Sunday, July 24, 2016

BACK UP!

With the restoration of grid power at 11:49am, all nodes came back up immediately, and all customers appear to be logging in successfully. We will be calibrating our runtime on batteries at the Old Town Road location when this month's round of upgrades is complete, make sure that we have 24 hours minimum, and put a plan in place for providing temporary generation for more prolonged grid outages. Thank you for your patience and understanding.
STORM UPDATE/RIPTON DOWN 

As of 9:00 this morning the entire Ripton network is down. Battery backup power at the Old Town Road relay was exhausted overnight. Ironically, doubling the battery backup capacity there is imminent as that location is now carrying the significantly greater electrical load of a radio relay for the Fire Department's emergency services communications--in fact the new battery cabinet was shipped on Friday, two days ago.
Service will be restored as soon as Green Mountain Power restores grid power. They are now predicting restoral at 11:55am.

Saturday, July 23, 2016

STORM REPORT

The network seems to have survived this afternoon's violent storm without serious incident. At this time (6:09pm) it appears that the minor network nodes at Old Town Road, Brooks (near Breadloaf), and Selden Mill Road remain without power after exhausting their battery backups. We are inspecting those sites to verify and hoping for restoration of grid power as soon as possible.

Monday, June 20, 2016

Last Week



Early last week, our RADIUS server* started experiencing memory sector failures, which accelerated over the next several days. This occurred at the worst possible time, as I was out of town and also out of cell coverage, a very rare circumstance, and the problem was technically beyond support resources left here.
Although we had the problem controlled to some extent by Wednesday evening, allowing almost all users to connect owing to constant micromanagement, it was actually not until Friday mid-day that we had a more durable--but still temporary--fix in place.
We are now in process of building two new RADIUS servers, and will have redundancy and failover to the backup going forward. We will continue to host the first in our rack, and are trying to decide on a remote location for the backup. This will increase the reliability of the system by several orders of magnitude.
In addition, we will be addressing the problem of high level local backup support.

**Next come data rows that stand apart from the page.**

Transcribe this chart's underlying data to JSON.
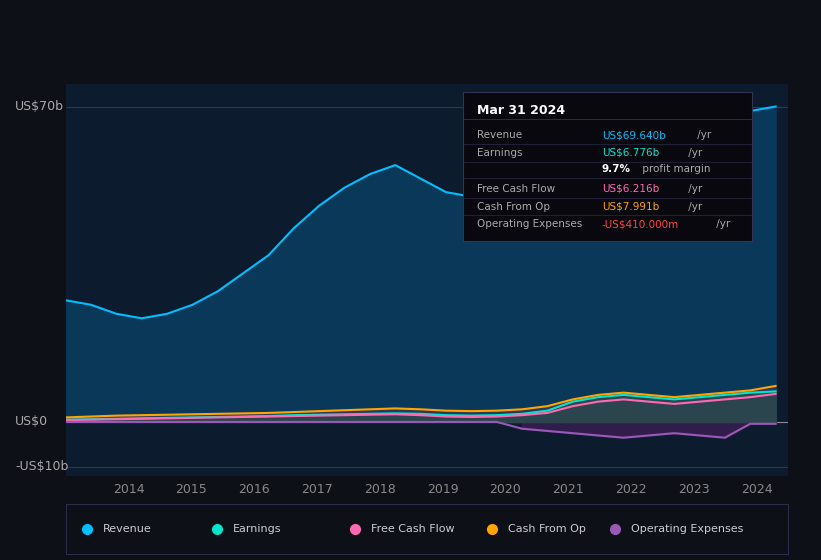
{
  "bg_color": "#0d1117",
  "plot_bg_color": "#0d1b2e",
  "x_labels": [
    "2014",
    "2015",
    "2016",
    "2017",
    "2018",
    "2019",
    "2020",
    "2021",
    "2022",
    "2023",
    "2024"
  ],
  "legend": [
    {
      "label": "Revenue",
      "color": "#00bfff"
    },
    {
      "label": "Earnings",
      "color": "#00e5cc"
    },
    {
      "label": "Free Cash Flow",
      "color": "#ff69b4"
    },
    {
      "label": "Cash From Op",
      "color": "#ffa500"
    },
    {
      "label": "Operating Expenses",
      "color": "#9b59b6"
    }
  ],
  "info_box_title": "Mar 31 2024",
  "info_rows": [
    {
      "label": "Revenue",
      "value": "US$69.640b",
      "suffix": " /yr",
      "value_color": "#00bfff",
      "bold": false
    },
    {
      "label": "Earnings",
      "value": "US$6.776b",
      "suffix": " /yr",
      "value_color": "#00e5cc",
      "bold": false
    },
    {
      "label": "",
      "value": "9.7%",
      "suffix": " profit margin",
      "value_color": "#ffffff",
      "bold": true
    },
    {
      "label": "Free Cash Flow",
      "value": "US$6.216b",
      "suffix": " /yr",
      "value_color": "#ff69b4",
      "bold": false
    },
    {
      "label": "Cash From Op",
      "value": "US$7.991b",
      "suffix": " /yr",
      "value_color": "#ffa500",
      "bold": false
    },
    {
      "label": "Operating Expenses",
      "value": "-US$410.000m",
      "suffix": " /yr",
      "value_color": "#ff4444",
      "bold": false
    }
  ],
  "revenue": [
    27,
    26,
    24,
    23,
    24,
    26,
    29,
    33,
    37,
    43,
    48,
    52,
    55,
    57,
    54,
    51,
    50,
    52,
    56,
    60,
    63,
    67,
    65,
    62,
    60,
    62,
    66,
    69,
    70
  ],
  "earnings": [
    0.5,
    0.6,
    0.7,
    0.8,
    0.9,
    1.0,
    1.1,
    1.2,
    1.3,
    1.5,
    1.6,
    1.7,
    1.8,
    1.9,
    1.8,
    1.5,
    1.4,
    1.5,
    1.8,
    2.5,
    4.5,
    5.5,
    6.0,
    5.5,
    5.0,
    5.5,
    6.0,
    6.5,
    6.776
  ],
  "free_cash_flow": [
    0.4,
    0.5,
    0.6,
    0.7,
    0.8,
    0.9,
    1.0,
    1.1,
    1.2,
    1.3,
    1.4,
    1.5,
    1.6,
    1.7,
    1.5,
    1.2,
    1.1,
    1.2,
    1.5,
    2.0,
    3.5,
    4.5,
    5.0,
    4.5,
    4.0,
    4.5,
    5.0,
    5.5,
    6.216
  ],
  "cash_from_op": [
    1.0,
    1.2,
    1.4,
    1.5,
    1.6,
    1.7,
    1.8,
    1.9,
    2.0,
    2.2,
    2.4,
    2.6,
    2.8,
    3.0,
    2.8,
    2.5,
    2.4,
    2.5,
    2.8,
    3.5,
    5.0,
    6.0,
    6.5,
    6.0,
    5.5,
    6.0,
    6.5,
    7.0,
    7.991
  ],
  "op_expenses": [
    0.0,
    0.0,
    0.0,
    0.0,
    0.0,
    0.0,
    0.0,
    0.0,
    0.0,
    0.0,
    0.0,
    0.0,
    0.0,
    0.0,
    0.0,
    0.0,
    0.0,
    0.0,
    -1.5,
    -2.0,
    -2.5,
    -3.0,
    -3.5,
    -3.0,
    -2.5,
    -3.0,
    -3.5,
    -0.41,
    -0.41
  ],
  "xlim": [
    2013.0,
    2024.5
  ],
  "ylim": [
    -12,
    75
  ],
  "ylabel_top": "US$70b",
  "ylabel_mid": "US$0",
  "ylabel_bot": "-US$10b",
  "ylabel_top_val": 70,
  "ylabel_mid_val": 0,
  "ylabel_bot_val": -10
}
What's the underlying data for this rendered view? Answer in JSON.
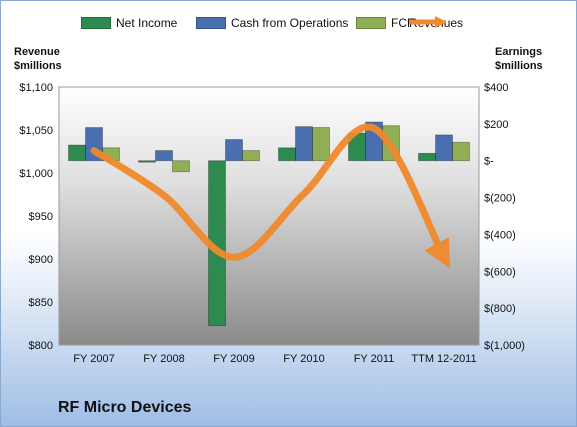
{
  "legend": {
    "items": [
      {
        "label": "Net Income",
        "color": "#2e8b50"
      },
      {
        "label": "Cash from Operations",
        "color": "#4a6fb0"
      },
      {
        "label": "FCF",
        "color": "#8fae55"
      },
      {
        "label": "Revenues",
        "color": "#f08a2c"
      }
    ]
  },
  "left_axis_title": {
    "line1": "Revenue",
    "line2": "$millions"
  },
  "right_axis_title": {
    "line1": "Earnings",
    "line2": "$millions"
  },
  "company": "RF Micro Devices",
  "chart_data": {
    "type": "bar",
    "categories": [
      "FY 2007",
      "FY 2008",
      "FY 2009",
      "FY 2010",
      "FY 2011",
      "TTM 12-2011"
    ],
    "series": [
      {
        "name": "Net Income",
        "axis": "right",
        "color": "#2e8b50",
        "values": [
          85,
          -2,
          -895,
          70,
          150,
          40
        ]
      },
      {
        "name": "Cash from Operations",
        "axis": "right",
        "color": "#4a6fb0",
        "values": [
          180,
          55,
          115,
          185,
          210,
          140
        ]
      },
      {
        "name": "FCF",
        "axis": "right",
        "color": "#8fae55",
        "values": [
          70,
          -60,
          55,
          180,
          190,
          100
        ]
      },
      {
        "name": "Revenues",
        "axis": "left",
        "type": "line",
        "color": "#f08a2c",
        "values": [
          1026,
          974,
          902,
          976,
          1052,
          902
        ]
      }
    ],
    "ylim_left": [
      800,
      1100
    ],
    "ylim_right": [
      -1000,
      400
    ],
    "y_ticks_left": [
      "$800",
      "$850",
      "$900",
      "$950",
      "$1,000",
      "$1,050",
      "$1,100"
    ],
    "y_ticks_right": [
      "$(1,000)",
      "$(800)",
      "$(600)",
      "$(400)",
      "$(200)",
      "$-",
      "$200",
      "$400"
    ],
    "grid": false,
    "legend_position": "top"
  }
}
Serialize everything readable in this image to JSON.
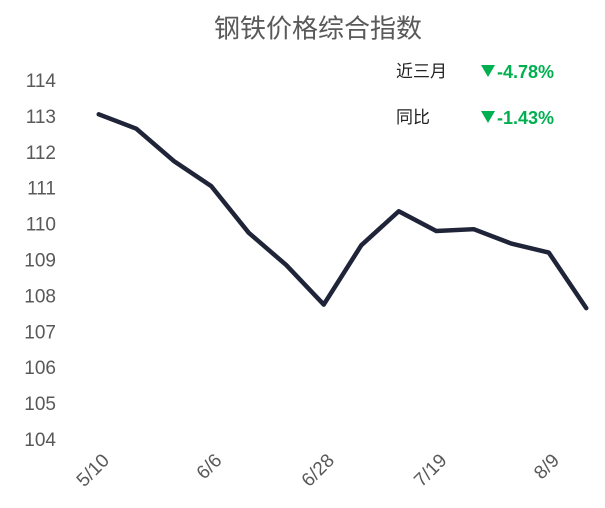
{
  "chart_data": {
    "type": "line",
    "title": "钢铁价格综合指数",
    "categories": [
      "5/10",
      null,
      null,
      "6/6",
      null,
      null,
      "6/28",
      null,
      null,
      "7/19",
      null,
      null,
      "8/9",
      null
    ],
    "series": [
      {
        "name": "钢铁价格综合指数",
        "color": "#1f2438",
        "values": [
          113.1,
          112.7,
          111.8,
          111.1,
          109.8,
          108.9,
          107.8,
          109.45,
          110.4,
          109.85,
          109.9,
          109.5,
          109.25,
          107.7
        ]
      }
    ],
    "ylim": [
      104,
      114
    ],
    "yticks": [
      104,
      105,
      106,
      107,
      108,
      109,
      110,
      111,
      112,
      113,
      114
    ],
    "grid": false,
    "annotations": [
      {
        "label": "近三月",
        "text": "-4.78%",
        "color": "#00b050"
      },
      {
        "label": "同比",
        "text": "-1.43%",
        "color": "#00b050"
      }
    ]
  }
}
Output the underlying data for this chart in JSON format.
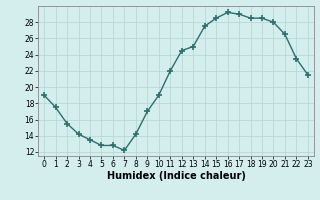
{
  "x": [
    0,
    1,
    2,
    3,
    4,
    5,
    6,
    7,
    8,
    9,
    10,
    11,
    12,
    13,
    14,
    15,
    16,
    17,
    18,
    19,
    20,
    21,
    22,
    23
  ],
  "y": [
    19.0,
    17.5,
    15.5,
    14.2,
    13.5,
    12.8,
    12.8,
    12.2,
    14.2,
    17.0,
    19.0,
    22.0,
    24.5,
    25.0,
    27.5,
    28.5,
    29.2,
    29.0,
    28.5,
    28.5,
    28.0,
    26.5,
    23.5,
    21.5
  ],
  "line_color": "#2d6e6e",
  "marker": "+",
  "marker_size": 4,
  "bg_color": "#d4eeee",
  "grid_color": "#b8d8d8",
  "xlabel": "Humidex (Indice chaleur)",
  "xlim": [
    -0.5,
    23.5
  ],
  "ylim": [
    11.5,
    30
  ],
  "yticks": [
    12,
    14,
    16,
    18,
    20,
    22,
    24,
    26,
    28
  ],
  "xticks": [
    0,
    1,
    2,
    3,
    4,
    5,
    6,
    7,
    8,
    9,
    10,
    11,
    12,
    13,
    14,
    15,
    16,
    17,
    18,
    19,
    20,
    21,
    22,
    23
  ],
  "label_fontsize": 7,
  "tick_fontsize": 5.5,
  "line_width": 1.0
}
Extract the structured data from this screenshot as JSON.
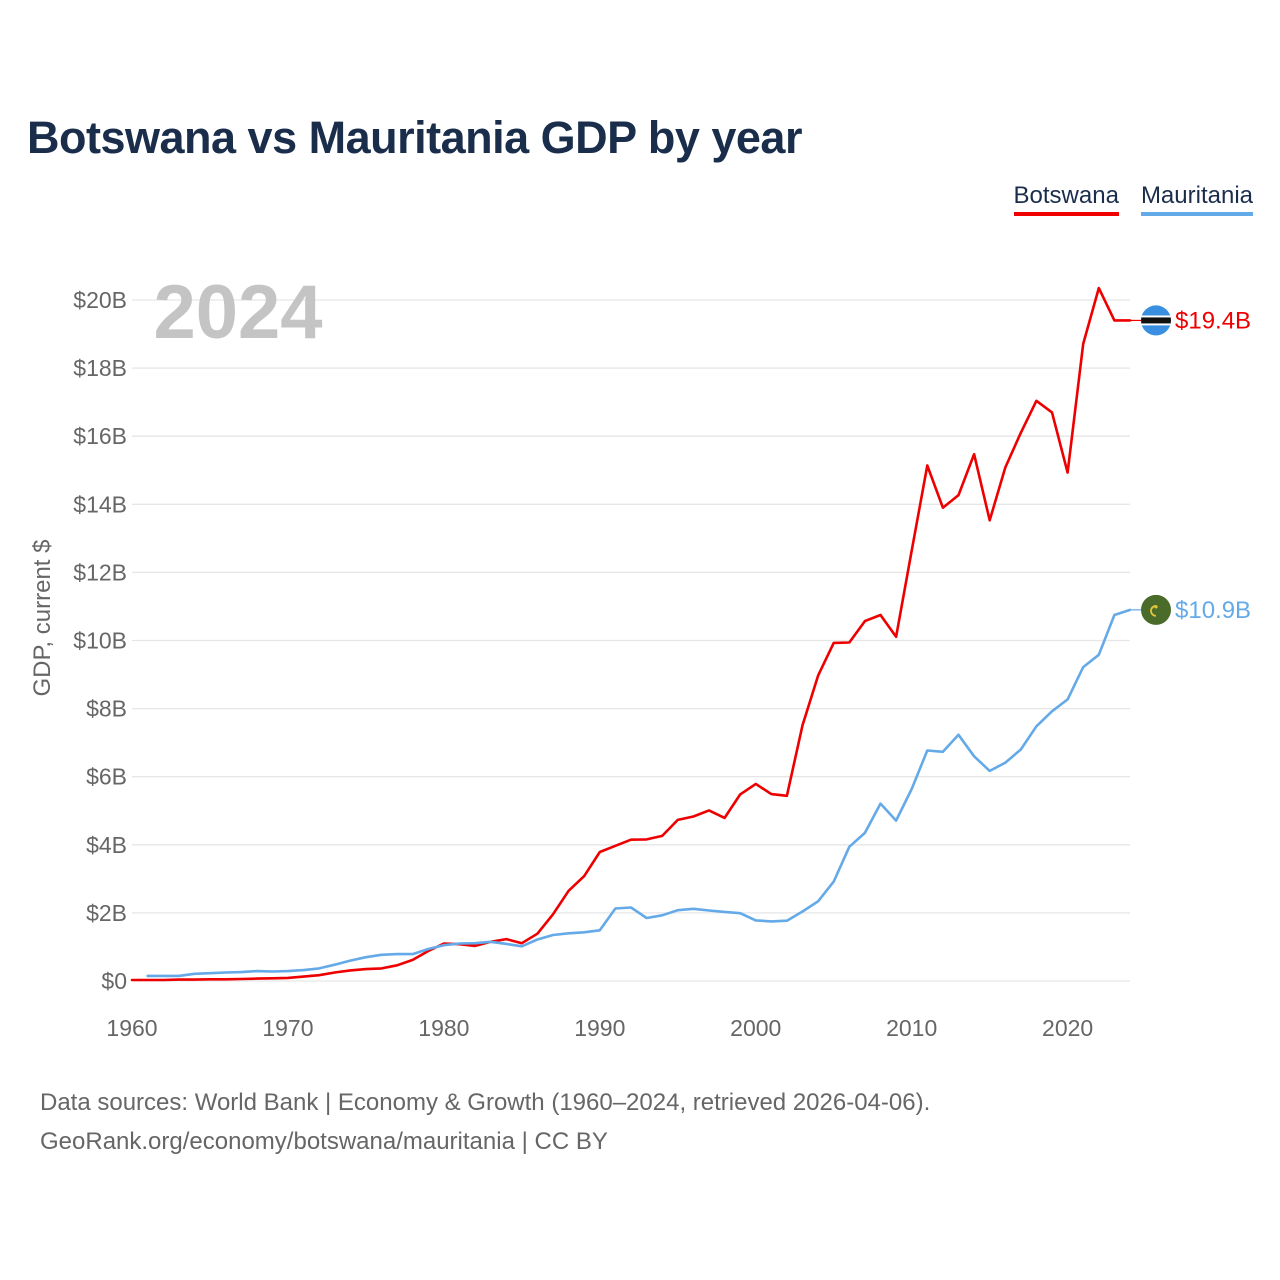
{
  "title": "Botswana vs Mauritania GDP by year",
  "legend": [
    {
      "name": "Botswana",
      "color": "#ee0000"
    },
    {
      "name": "Mauritania",
      "color": "#64a9e8"
    }
  ],
  "year_label": "2024",
  "footer": {
    "line1": "Data sources: World Bank | Economy & Growth (1960–2024, retrieved 2026-04-06).",
    "line2": "GeoRank.org/economy/botswana/mauritania | CC BY"
  },
  "chart_data": {
    "type": "line",
    "title": "Botswana vs Mauritania GDP by year",
    "xlabel": "",
    "ylabel": "GDP, current $",
    "xlim": [
      1960,
      2024
    ],
    "ylim": [
      0,
      20
    ],
    "y_unit": "billion USD",
    "x_ticks": [
      1960,
      1970,
      1980,
      1990,
      2000,
      2010,
      2020
    ],
    "y_ticks": [
      0,
      2,
      4,
      6,
      8,
      10,
      12,
      14,
      16,
      18,
      20
    ],
    "y_tick_labels": [
      "$0",
      "$2B",
      "$4B",
      "$6B",
      "$8B",
      "$10B",
      "$12B",
      "$14B",
      "$16B",
      "$18B",
      "$20B"
    ],
    "grid": true,
    "legend_position": "top-right",
    "series": [
      {
        "name": "Botswana",
        "color": "#ee0000",
        "end_label": "$19.4B",
        "x": [
          1960,
          1961,
          1962,
          1963,
          1964,
          1965,
          1966,
          1967,
          1968,
          1969,
          1970,
          1971,
          1972,
          1973,
          1974,
          1975,
          1976,
          1977,
          1978,
          1979,
          1980,
          1981,
          1982,
          1983,
          1984,
          1985,
          1986,
          1987,
          1988,
          1989,
          1990,
          1991,
          1992,
          1993,
          1994,
          1995,
          1996,
          1997,
          1998,
          1999,
          2000,
          2001,
          2002,
          2003,
          2004,
          2005,
          2006,
          2007,
          2008,
          2009,
          2010,
          2011,
          2012,
          2013,
          2014,
          2015,
          2016,
          2017,
          2018,
          2019,
          2020,
          2021,
          2022,
          2023,
          2024
        ],
        "values": [
          0.03,
          0.03,
          0.03,
          0.04,
          0.04,
          0.05,
          0.05,
          0.06,
          0.07,
          0.08,
          0.09,
          0.13,
          0.17,
          0.25,
          0.31,
          0.35,
          0.37,
          0.46,
          0.62,
          0.88,
          1.1,
          1.08,
          1.03,
          1.15,
          1.23,
          1.11,
          1.39,
          1.96,
          2.65,
          3.08,
          3.79,
          3.97,
          4.15,
          4.16,
          4.26,
          4.73,
          4.83,
          5.01,
          4.79,
          5.48,
          5.79,
          5.49,
          5.44,
          7.51,
          8.97,
          9.93,
          9.94,
          10.57,
          10.75,
          10.11,
          12.64,
          15.14,
          13.9,
          14.27,
          15.47,
          13.53,
          15.08,
          16.1,
          17.04,
          16.7,
          14.93,
          18.71,
          20.35,
          19.4,
          19.4
        ]
      },
      {
        "name": "Mauritania",
        "color": "#64a9e8",
        "end_label": "$10.9B",
        "x": [
          1961,
          1962,
          1963,
          1964,
          1965,
          1966,
          1967,
          1968,
          1969,
          1970,
          1971,
          1972,
          1973,
          1974,
          1975,
          1976,
          1977,
          1978,
          1979,
          1980,
          1981,
          1982,
          1983,
          1984,
          1985,
          1986,
          1987,
          1988,
          1989,
          1990,
          1991,
          1992,
          1993,
          1994,
          1995,
          1996,
          1997,
          1998,
          1999,
          2000,
          2001,
          2002,
          2003,
          2004,
          2005,
          2006,
          2007,
          2008,
          2009,
          2010,
          2011,
          2012,
          2013,
          2014,
          2015,
          2016,
          2017,
          2018,
          2019,
          2020,
          2021,
          2022,
          2023,
          2024
        ],
        "values": [
          0.15,
          0.15,
          0.15,
          0.21,
          0.23,
          0.25,
          0.26,
          0.29,
          0.28,
          0.29,
          0.32,
          0.37,
          0.48,
          0.6,
          0.7,
          0.77,
          0.79,
          0.79,
          0.94,
          1.05,
          1.1,
          1.11,
          1.15,
          1.09,
          1.02,
          1.22,
          1.35,
          1.4,
          1.43,
          1.49,
          2.13,
          2.16,
          1.85,
          1.93,
          2.08,
          2.12,
          2.07,
          2.03,
          1.99,
          1.78,
          1.75,
          1.77,
          2.04,
          2.34,
          2.92,
          3.94,
          4.35,
          5.21,
          4.71,
          5.64,
          6.77,
          6.73,
          7.23,
          6.6,
          6.17,
          6.41,
          6.8,
          7.48,
          7.92,
          8.27,
          9.22,
          9.58,
          10.75,
          10.9
        ]
      }
    ]
  }
}
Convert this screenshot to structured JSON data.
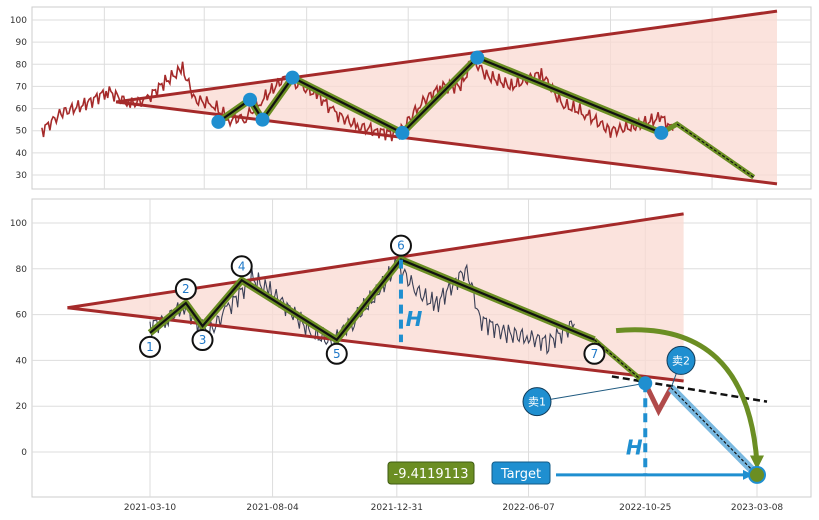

As always, we thank you for your patience and understanding.



* Our RADIUS service stores subscriber credentials and other data. Every time a user attempts to log  in, an intermediary authentication device must check with the RADIUS server to validate the user's credentials before allowing it to connect to the network. Most of our voice service customers connect differently and would not have been affected, but we had a couple voice services connecting using RADIUS for monitoring, and those were impacted.

Thursday, January 21, 2016

FIBER FU

Last evening, around 7:00pm, when many Riptonites were sitting down to an important School Board presentation, a fiber demarc device of our fiber provider for the Middlebury-Ripton link failed. Normally, we expect immediate notification from that provider in such an eventuality, since we do not have "visibility" into their network segments. Absent that notification, we wasted many hours troubleshooting, tearing down, and reprovisioning multiple devices on our network before finally concluding, by process of elimination, that the problem was not on our end. Support from our fiber provider was able to confirm the failure of their equipment and locate it, and we were able to help them restore connectvity shortly after 3:00am.

Later today, we will confer with that provider's engineering staff, confirm that normal emergency notification procedures are now in place, and ask them to support our process for automatic restoration.

Additionally, we continue work to add a replacement wireless link into Ripton for total redundancy.